The dominant focus upon learning of the GLACIER site is upon learning at work, but workplace learning also has a relationship to prior and continuing learning within formal educational settings, especially but not exclusively that learning that has an explicit concern with learning for work. One of the central findings of TLRP was that in many formal education and training settings a learning-centred rhetoric could actually be less helpful to promoting learning compared to a strategy that emphasised the central importance of learner/tutor relationships in supporting learning.

In further education the Policy, Learning and Inclusion in the Learning and Skills Sector project researchers signal the limitations of the dominant 'images' that government has of putting teaching, learning and assessment at the heart of the Learning and Skills Sector as these involve a narrow conception of learning and skills. The idealisation of learner agency lacks an appreciation of the pivotal role of the learner/tutor relationship and a top-down view of educational change. The quality of interaction of tutors and students is also vital for adult learners. The paper by Karen Evans and Natasha Kersh (2004) Recognition of tacit skills and knowledge: sustaining learning outcomes in workplace environments highlights the key role played by tutor-learner interaction in building learners' confidence as they prepared to re-enter the labour force: 'What is successful in one case may not be very successful in another case, but success is generally associated with a relational emphasis in the learning and teaching approaches used. For example, in Helen’s case, one-to-one tutorial help was the method employed by the tutor in order to identify and make her skills 'more visible' in the context of the course. Helen said that the fact that her tutor spent some time helping her encouraged her a lot.' (p. 66).
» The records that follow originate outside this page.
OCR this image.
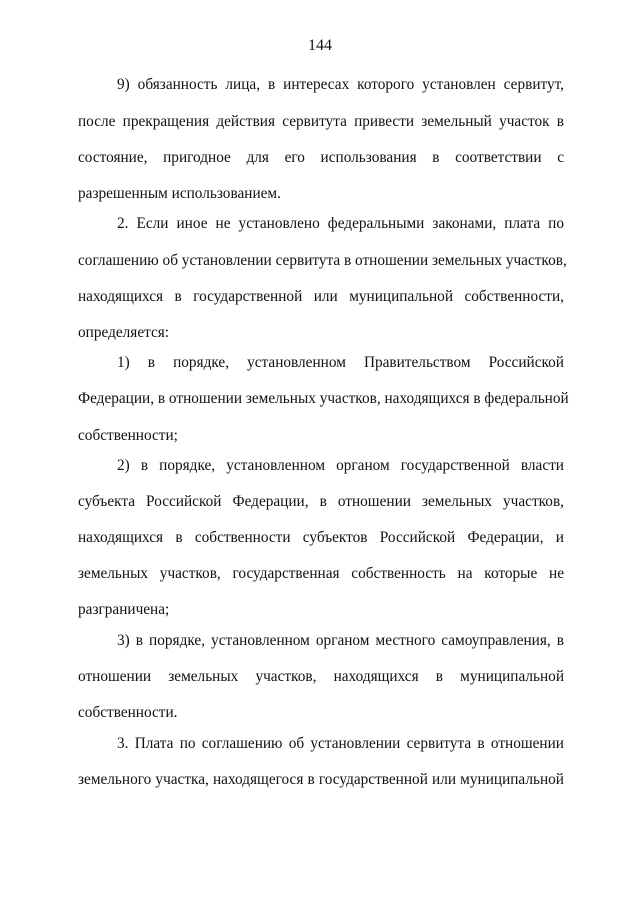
144
9) обязанность лица, в интересах которого установлен сервитут,
после прекращения действия сервитута привести земельный участок в
состояние, пригодное для его использования в соответствии с
разрешенным использованием.
2. Если иное не установлено федеральными законами, плата по
соглашению об установлении сервитута в отношении земельных участков,
находящихся в государственной или муниципальной собственности,
определяется:
1) в порядке, установленном Правительством Российской
Федерации, в отношении земельных участков, находящихся в федеральной
собственности;
2) в порядке, установленном органом государственной власти
субъекта Российской Федерации, в отношении земельных участков,
находящихся в собственности субъектов Российской Федерации, и
земельных участков, государственная собственность на которые не
разграничена;
3) в порядке, установленном органом местного самоуправления, в
отношении земельных участков, находящихся в муниципальной
собственности.
3. Плата по соглашению об установлении сервитута в отношении
земельного участка, находящегося в государственной или муниципальной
In higher education too the interaction between tutors and learners can be crucial. The Learning to Perform project highlighted how in music many students also teach. Their project paper The young instrumental teacher: learning to teach music while a student at a conservatoire recounts how many conservatoire undergraduates, who are already established as young musicians, are also often already experienced as instrumental teachers. Indeed they both expect and hope to include instrumental teaching in their career, consider that teaching will improve their playing, and think that they need to be trained as teachers, as they do not think that good performers always make good teachers. Many students look forward to working out how to improve their teaching and seeing their students progress, and want their lessons to be fun.